The quiet stretched out like their shadows, until he said, “Some of them.”
Those were what Violet had to pray for. And Austin’s, too. That he’d left his sisters at home—that was one thing he felt the stain of inside. She needed to learn more. The more she knew, the better she could pray. And … well, he was Austin. Everything about him was worth knowing.
“Lee’s going to talk to you soon, I think. After she … well, she would call it processing.”
A bird of hope soared in Violet’s chest. Maybe Lee was processing the Bible and would talk to Violet about it. Marcus’s tone didn’t leave room to ask, so Violet said, “I’ll wait.”
“Thanks.”
She leaned her head against the bark and let herself remember a night she’d huddled against a tree at least the size of this one, having run from a half-lit country store. A night she’d hidden and waited for the ruining of lives. She’d never be so stupid again. So young.
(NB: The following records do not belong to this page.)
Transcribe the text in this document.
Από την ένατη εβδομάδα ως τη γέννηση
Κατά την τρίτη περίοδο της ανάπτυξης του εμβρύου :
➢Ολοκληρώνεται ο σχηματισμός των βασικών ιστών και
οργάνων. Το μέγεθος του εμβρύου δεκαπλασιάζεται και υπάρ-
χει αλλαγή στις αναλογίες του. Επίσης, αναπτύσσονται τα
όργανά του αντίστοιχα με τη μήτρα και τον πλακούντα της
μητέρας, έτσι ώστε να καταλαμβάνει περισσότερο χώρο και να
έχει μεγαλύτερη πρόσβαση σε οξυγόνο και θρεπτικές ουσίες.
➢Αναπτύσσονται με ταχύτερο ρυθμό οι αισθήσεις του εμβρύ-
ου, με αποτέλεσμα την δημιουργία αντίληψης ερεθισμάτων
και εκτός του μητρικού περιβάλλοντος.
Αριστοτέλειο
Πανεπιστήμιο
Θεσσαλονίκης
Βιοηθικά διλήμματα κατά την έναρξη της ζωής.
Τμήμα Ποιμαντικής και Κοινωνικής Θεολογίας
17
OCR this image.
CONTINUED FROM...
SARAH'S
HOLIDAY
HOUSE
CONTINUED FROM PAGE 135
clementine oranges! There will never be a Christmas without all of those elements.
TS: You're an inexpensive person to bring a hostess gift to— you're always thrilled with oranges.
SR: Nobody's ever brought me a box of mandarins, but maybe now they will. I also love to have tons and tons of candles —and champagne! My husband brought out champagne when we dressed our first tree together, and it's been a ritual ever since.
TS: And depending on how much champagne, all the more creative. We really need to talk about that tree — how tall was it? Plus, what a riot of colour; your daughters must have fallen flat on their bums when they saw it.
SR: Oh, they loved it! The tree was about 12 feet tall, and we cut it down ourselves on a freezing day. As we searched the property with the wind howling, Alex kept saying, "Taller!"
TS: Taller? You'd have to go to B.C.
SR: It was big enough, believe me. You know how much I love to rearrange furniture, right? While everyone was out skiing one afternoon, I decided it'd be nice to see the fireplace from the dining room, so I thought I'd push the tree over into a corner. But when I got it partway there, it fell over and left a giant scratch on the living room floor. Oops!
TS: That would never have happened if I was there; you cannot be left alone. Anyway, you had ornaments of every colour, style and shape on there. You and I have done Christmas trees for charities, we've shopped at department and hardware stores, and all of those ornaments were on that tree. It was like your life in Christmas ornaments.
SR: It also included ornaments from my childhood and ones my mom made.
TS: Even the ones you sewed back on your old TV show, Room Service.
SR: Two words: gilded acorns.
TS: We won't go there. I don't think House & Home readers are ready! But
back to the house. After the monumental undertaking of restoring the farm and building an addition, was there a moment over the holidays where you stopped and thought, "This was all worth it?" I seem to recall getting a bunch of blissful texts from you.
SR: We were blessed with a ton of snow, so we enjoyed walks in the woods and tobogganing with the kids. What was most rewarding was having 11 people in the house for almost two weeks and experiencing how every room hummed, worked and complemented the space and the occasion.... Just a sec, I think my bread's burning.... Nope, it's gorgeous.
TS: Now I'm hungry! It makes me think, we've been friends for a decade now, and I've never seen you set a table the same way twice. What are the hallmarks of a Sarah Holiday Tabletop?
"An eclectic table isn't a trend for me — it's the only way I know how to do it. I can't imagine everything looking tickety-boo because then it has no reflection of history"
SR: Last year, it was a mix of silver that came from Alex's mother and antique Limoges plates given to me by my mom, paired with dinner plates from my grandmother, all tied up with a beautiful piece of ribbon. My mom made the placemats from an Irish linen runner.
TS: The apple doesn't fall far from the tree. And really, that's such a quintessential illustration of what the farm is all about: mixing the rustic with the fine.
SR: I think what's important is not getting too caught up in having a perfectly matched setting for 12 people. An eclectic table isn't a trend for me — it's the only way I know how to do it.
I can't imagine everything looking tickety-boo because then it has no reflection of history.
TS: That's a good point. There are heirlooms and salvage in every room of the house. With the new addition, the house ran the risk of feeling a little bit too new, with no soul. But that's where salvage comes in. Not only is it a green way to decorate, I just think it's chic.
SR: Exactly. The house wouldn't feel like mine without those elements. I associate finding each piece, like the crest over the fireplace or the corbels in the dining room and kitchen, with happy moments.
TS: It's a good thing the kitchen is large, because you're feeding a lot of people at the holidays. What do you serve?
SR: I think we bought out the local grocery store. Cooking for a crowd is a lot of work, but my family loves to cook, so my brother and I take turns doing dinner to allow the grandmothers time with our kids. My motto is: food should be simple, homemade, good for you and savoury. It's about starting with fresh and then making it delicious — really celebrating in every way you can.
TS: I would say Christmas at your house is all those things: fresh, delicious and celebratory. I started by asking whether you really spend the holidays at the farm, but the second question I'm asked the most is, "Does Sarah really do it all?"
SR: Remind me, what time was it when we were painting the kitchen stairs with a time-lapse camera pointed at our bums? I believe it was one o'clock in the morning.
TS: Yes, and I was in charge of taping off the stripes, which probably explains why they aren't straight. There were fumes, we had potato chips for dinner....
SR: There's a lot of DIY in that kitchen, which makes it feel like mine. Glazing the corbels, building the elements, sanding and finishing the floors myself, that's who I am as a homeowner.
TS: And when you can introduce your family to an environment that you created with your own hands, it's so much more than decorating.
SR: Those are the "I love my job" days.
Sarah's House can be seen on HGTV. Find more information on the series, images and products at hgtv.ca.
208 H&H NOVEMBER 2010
Minutes passed. Marcus’s chin dipped toward his chest. Violet should go, let him sleep here in the sun if he wanted to. She drew her knees up to stand.
His hand jerked, struck the paper plate. Potato salad and beans spilled over the grass. A breath shuddered into him.
“Hey,” Violet said. He didn’t look at her.
He probably wanted her to leave him, but she couldn’t yet. She wrapped her arms around her knees and watched from the corner of her eye while he pulled in another breath. Should she say more or stay quiet?